The building at 251 St Georges Terrace is an example of the forced sales that are supporting the pipeline of acquisition opportunities. The office building is owned by Luke Saraceni’s business partner Hossean Pourzand and his wife, Jenny, and was put on the market as a result of the appointment of receivers to the Raine Square project.
Set up by Mr Bond and his partners Jim Litis and David Schwartz in 1994, Primewest has amassed a national portfolio of properties under syndication of $1.4 billion.
The business does not have any growth targets but its -three most recent acquisitions were in the Brisbane CBD, which was languishing under high office vacancy forecasts but has since significantly rebounded.
“We probably favour office at the moment in Brisbane and Perth because of the resources sector, that has been our reason for chasing Brisbane in particular the last 18 months,” Mr Bond said.
Property Bank Australia has adopted a very different investment strategy, eschewing the resource-rich states of WA and Queensland in favour of the Sydney and Melbourne office markets.
Director Sandy MacKellar said the business saw better value in the eastern states markets and consequently had not been active in WA.
API Hughes managing director Peter Hughes plans to double the size of his WA portfolio of syndicated properties in the next five years as well as his staff numbers, currently at 10.
The business won’t be relaxing its stringent investment parameters to get from $450 million to $1 billion, however.
Mr Hughes said the group’s two most recent syndicate acquisitions had been bought on yields of 9 per cent and 9.5 per cent respectively.
He said a 9 per cent yield was about as low as he was prepared to go and it was also important to understand what investors were looking for, both the real and perceived advantages of properties.

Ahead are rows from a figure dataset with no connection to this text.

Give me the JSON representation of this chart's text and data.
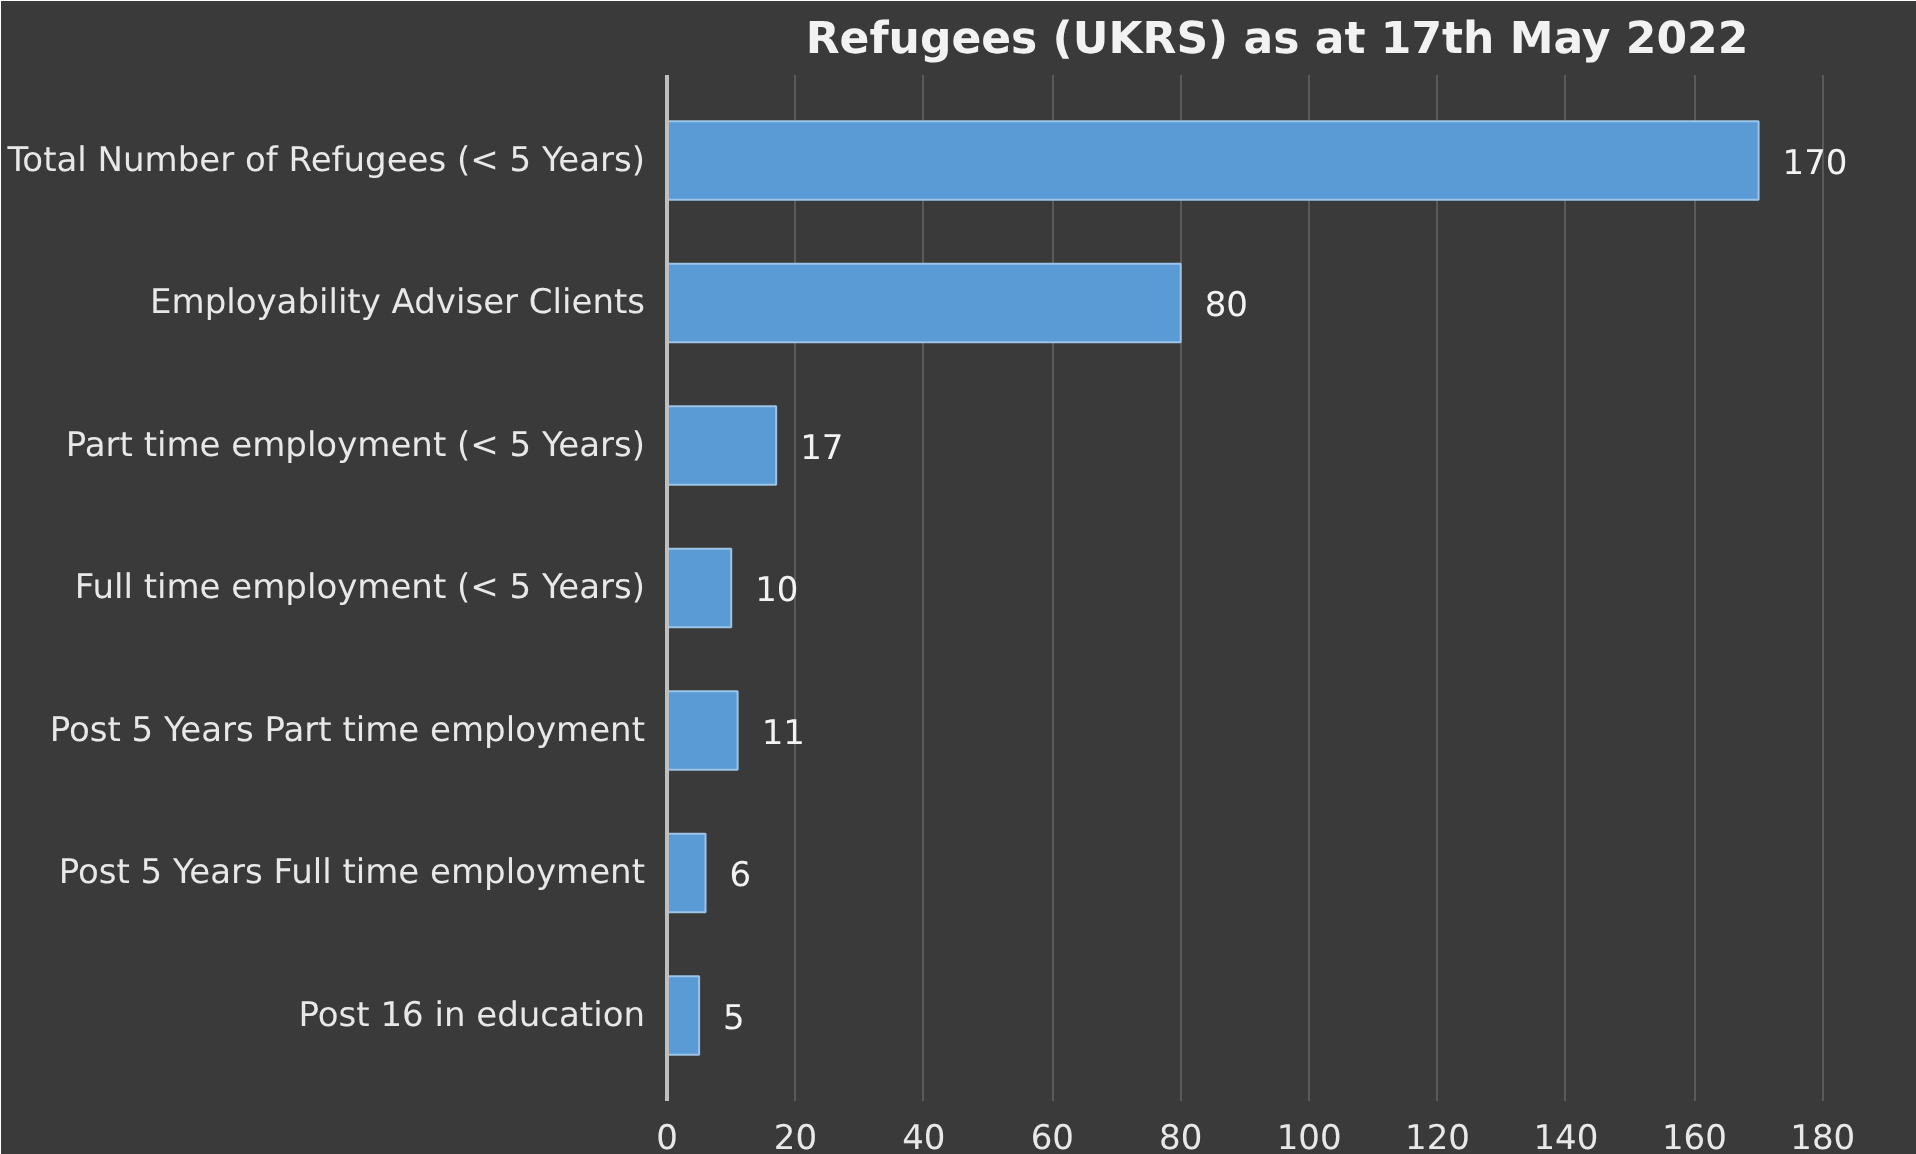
{
  "chart_data": {
    "type": "bar",
    "orientation": "horizontal",
    "title": "Refugees (UKRS) as at 17th May 2022",
    "categories": [
      "Total Number of Refugees (< 5 Years)",
      "Employability Adviser Clients",
      "Part time employment (< 5 Years)",
      "Full time employment (< 5 Years)",
      "Post 5 Years Part time employment",
      "Post 5 Years Full time employment",
      "Post 16 in education"
    ],
    "values": [
      170,
      80,
      17,
      10,
      11,
      6,
      5
    ],
    "color": "#5b9bd5",
    "xlim": [
      0,
      190
    ],
    "xticks": [
      0,
      20,
      40,
      60,
      80,
      100,
      120,
      140,
      160,
      180
    ],
    "grid": "x",
    "data_labels": true,
    "legend": false
  }
}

Participants in API Hughes syndicates typically invest about $500,000, and in its 10 years of operation it has built up a client base of about 220 investors.
Tighter lending markets as well as negative sentiment have reduced competition for properties valued above $20 million, a price point too high for most individual investors.
This is working to the advantage of the property syndicators and spurring the development of new businesses such as Kingslane Property, which paid $30.3 million for 432 Murray Street in June.
Scope Property Group is one of the niche operators in the syndication sector, focused on commercial and industrial properties priced between $5 million and $25 million.
“What we realised pretty early on in the piece was if you were operating under the $5 million mark there was too much competition from private investors, owner-occupiers and people who were emerging from the residential market into the commercial market,” Scope director Robert Engelhard said.
Scope has $45 million in properties under syndication and the group manages all its own assets.